TEMPLE (2002)

a soundscape composition for eight or sixteen digital soundtracks

Temple is an 8- or 16-track soundscape composition composed of choral voices that takes place in the reverberant cathedral of San Bartolomeo, in Busetto, Italy. However, lacking any specific Christian reference, the work can be heard as a spiritual voyage in an imaginary temple whose acoustic properties not only reverberate the choral voices but reflect them back as ghostly after-images that suggest an inner space of vast dimensions, as suggested in the installation The Isle of Avalon.

Original voice recordings by counter-tenor David Garfinkle, alto Sue McGowan, and bass Derrick Christian.

Note: the 16- and 8-channel versions of this work were created with Richmond Sound Design's AudioBox computer-controlled diffusion system.

Temple is available on the Cambridge Street Records CD, Spirit Journies. A complete documentation analysis of the work is also available on a DVD-ROM.
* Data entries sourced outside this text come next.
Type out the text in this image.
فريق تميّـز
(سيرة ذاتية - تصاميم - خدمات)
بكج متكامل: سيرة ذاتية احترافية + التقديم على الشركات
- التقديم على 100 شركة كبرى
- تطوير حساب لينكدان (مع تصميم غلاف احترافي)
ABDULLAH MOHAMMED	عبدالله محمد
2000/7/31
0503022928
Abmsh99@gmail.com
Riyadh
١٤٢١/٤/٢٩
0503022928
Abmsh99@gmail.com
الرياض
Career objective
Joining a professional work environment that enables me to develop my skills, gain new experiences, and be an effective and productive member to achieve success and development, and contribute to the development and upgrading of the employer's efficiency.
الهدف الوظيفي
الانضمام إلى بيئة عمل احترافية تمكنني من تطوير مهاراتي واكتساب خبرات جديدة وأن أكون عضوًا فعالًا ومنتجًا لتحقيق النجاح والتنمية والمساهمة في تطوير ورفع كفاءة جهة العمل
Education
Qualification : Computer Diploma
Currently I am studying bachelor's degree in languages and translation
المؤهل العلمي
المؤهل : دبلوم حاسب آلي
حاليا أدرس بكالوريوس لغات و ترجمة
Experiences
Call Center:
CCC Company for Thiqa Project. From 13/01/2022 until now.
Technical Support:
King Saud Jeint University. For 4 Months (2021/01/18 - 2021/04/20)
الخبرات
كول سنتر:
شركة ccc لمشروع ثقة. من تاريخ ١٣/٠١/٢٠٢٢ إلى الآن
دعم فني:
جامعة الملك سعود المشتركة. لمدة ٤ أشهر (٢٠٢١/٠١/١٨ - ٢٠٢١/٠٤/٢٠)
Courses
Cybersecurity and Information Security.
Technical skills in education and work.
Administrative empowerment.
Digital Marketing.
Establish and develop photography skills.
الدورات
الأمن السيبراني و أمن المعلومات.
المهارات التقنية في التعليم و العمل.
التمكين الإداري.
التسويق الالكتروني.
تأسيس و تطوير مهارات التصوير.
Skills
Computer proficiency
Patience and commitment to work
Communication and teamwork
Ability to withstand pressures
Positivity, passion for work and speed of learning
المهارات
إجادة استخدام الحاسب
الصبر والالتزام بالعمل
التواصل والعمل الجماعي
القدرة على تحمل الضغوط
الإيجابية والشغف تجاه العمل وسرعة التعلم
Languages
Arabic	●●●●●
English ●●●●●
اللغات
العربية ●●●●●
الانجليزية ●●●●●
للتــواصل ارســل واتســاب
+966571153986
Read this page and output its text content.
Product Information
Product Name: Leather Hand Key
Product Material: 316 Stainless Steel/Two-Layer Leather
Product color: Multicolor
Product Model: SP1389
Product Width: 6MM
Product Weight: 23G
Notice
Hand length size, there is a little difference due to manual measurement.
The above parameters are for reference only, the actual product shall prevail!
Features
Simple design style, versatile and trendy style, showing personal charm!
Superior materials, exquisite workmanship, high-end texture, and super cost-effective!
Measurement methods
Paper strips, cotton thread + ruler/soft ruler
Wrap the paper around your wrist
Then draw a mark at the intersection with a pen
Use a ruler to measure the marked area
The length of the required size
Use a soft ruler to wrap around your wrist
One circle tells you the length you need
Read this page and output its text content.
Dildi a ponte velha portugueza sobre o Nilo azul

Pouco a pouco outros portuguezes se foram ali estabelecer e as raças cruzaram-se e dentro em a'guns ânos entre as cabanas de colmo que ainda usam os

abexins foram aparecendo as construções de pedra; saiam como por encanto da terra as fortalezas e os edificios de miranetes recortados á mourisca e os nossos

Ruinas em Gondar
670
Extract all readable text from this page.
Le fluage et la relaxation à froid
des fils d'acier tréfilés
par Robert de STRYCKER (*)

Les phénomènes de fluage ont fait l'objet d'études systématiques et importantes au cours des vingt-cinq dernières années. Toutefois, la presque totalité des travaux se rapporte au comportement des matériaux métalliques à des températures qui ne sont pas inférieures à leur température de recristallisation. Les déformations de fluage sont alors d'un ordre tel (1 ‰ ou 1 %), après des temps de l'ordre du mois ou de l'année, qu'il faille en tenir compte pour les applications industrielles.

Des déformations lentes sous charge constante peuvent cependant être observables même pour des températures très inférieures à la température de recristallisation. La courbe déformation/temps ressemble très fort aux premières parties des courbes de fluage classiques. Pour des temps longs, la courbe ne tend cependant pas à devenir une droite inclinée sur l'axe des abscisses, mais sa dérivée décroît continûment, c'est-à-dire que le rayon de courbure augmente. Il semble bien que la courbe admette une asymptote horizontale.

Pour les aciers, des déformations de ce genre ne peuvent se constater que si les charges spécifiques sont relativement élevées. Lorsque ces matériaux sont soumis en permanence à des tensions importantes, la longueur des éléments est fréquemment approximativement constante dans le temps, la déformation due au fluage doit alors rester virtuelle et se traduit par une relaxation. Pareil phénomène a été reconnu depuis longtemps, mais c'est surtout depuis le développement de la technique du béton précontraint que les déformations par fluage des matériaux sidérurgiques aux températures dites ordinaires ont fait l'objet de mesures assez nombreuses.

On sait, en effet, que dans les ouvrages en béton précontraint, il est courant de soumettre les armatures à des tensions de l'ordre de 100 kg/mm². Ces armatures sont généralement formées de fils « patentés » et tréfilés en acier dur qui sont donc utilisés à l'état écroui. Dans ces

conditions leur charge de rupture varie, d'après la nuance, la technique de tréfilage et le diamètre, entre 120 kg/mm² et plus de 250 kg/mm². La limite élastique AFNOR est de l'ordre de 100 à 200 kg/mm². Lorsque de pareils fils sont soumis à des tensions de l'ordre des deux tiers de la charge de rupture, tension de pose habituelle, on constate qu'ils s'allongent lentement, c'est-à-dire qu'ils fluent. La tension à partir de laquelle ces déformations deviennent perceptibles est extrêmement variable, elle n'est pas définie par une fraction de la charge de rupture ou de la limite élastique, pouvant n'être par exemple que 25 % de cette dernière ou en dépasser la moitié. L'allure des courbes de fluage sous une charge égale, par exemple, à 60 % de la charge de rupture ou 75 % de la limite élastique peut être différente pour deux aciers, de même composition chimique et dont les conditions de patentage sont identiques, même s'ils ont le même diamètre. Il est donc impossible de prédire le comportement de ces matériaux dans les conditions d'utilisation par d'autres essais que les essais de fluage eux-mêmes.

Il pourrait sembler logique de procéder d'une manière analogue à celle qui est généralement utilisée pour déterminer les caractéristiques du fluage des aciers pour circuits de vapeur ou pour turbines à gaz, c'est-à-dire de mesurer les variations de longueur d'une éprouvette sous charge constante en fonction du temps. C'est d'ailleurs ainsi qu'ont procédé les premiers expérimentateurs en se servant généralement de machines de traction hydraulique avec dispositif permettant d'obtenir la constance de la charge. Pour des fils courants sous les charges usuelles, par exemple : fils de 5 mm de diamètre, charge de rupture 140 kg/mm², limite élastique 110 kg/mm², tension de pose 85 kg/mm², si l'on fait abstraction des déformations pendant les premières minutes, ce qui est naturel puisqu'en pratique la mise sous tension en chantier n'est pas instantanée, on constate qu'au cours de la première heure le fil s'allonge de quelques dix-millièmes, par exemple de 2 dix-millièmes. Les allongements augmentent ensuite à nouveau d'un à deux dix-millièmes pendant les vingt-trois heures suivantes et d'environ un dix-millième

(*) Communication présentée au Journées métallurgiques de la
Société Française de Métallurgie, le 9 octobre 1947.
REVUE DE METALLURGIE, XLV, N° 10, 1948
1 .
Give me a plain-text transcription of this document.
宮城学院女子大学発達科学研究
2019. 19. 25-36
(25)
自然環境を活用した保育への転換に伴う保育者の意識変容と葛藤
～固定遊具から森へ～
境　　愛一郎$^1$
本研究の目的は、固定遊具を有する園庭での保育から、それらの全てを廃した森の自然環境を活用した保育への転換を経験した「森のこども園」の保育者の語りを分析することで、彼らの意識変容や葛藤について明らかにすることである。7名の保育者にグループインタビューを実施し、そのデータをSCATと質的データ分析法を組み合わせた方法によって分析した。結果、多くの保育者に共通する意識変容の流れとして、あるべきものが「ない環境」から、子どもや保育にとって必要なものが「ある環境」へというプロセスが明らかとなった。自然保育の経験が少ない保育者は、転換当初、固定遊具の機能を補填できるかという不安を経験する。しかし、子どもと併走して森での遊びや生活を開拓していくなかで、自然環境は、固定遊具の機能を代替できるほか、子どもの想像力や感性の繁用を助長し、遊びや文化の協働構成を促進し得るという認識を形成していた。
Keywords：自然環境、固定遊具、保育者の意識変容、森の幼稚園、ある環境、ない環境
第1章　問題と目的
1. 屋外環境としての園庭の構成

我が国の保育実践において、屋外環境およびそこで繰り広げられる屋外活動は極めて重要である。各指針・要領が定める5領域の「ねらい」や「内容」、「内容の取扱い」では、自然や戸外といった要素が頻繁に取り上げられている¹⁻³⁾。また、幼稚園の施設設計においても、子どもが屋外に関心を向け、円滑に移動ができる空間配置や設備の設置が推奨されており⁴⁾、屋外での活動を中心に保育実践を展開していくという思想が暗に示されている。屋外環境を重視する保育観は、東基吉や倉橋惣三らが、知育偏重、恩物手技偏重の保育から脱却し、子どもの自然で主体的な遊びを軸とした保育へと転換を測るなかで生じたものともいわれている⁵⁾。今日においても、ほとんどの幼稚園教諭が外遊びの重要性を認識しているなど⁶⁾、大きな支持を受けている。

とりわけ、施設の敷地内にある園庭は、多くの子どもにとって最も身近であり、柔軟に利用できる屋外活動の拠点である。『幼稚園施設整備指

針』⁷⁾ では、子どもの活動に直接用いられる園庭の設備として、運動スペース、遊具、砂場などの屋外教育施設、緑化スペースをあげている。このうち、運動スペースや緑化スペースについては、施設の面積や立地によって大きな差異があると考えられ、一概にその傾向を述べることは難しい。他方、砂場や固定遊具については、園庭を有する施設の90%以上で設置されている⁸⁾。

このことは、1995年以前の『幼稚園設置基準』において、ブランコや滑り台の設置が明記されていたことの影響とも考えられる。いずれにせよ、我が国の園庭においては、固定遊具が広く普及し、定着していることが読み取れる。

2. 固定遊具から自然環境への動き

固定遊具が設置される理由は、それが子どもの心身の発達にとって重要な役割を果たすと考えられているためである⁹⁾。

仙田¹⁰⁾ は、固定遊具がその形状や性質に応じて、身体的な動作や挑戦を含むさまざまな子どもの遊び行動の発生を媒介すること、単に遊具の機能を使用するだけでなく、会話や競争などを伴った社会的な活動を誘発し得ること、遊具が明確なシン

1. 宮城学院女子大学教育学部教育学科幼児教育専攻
Spectrogram Analysis from the opening section of the work, which is part of the author's Documentation Analysis DVD

Note: Sung notes from 3 singers are used separately or digitally mixed into chords, each of which is convolved with the impulse response from Busetto Cathedral. All of these materials are also auto-convolved (i.e. convolved with itself) which lengthens the sound by a factor of two, and removes weak spectral components. The effect is a sound that is half way between the original voice and the reverberation of the cathedral.  In the production score every track with the voice convolved with the impulse response is paired with its auto-convolved version (which is also convolved with the impulse response), thereby producing the "ghostly after-image" referred to in the notes. The spectrum of each chord and its after-image can be seen in the above spectrogram. A complete documentation of all materials, convolutions, tracks and spectrograms is available on the DVD-ROM.

Sound Example available


"Temple is composed of sounds made by three vocalists inside the cathedral of San Bartolomeo in Busetto, Italy. Rather than emphasizing the human texture of these voices, Truax's piece takes us on a tour of the cathedral's reverberatory nooks and ambient crannies, focusing on the interplay between voice, space, and object. The disembodied yet perceptibly human tones created through this process results in a thoughtful exploration of the human spirit, and a study of that spirit's ability to reach beyond the confines of the body when inspired by sacred space." Kristiana Clemens, Musicworks, 88, 2004.

Technical note

The work was mainly realized using Tom Erbe's SoundHack convolution program, with additional material provided by the composer's PODX system which incorporates the DMX-1000 Digital Signal Processor controlled by a PDP Micro-11 computer with software for real-time granular synthesis and signal processing (such as digital resonators) developed by the composer in the School for the Contemporary Arts at Simon Fraser University. The sounds were recorded on 8-track digital tape and the AudioBox, and mixed in the Sonic Research Studio at SFU. Original impulse response file (of San Bartolomeo Cathedral, in Busetto, Italy) provided by Worldwide Soundspace library, some of which is now available in Peak's "Impulseverb" for OSX.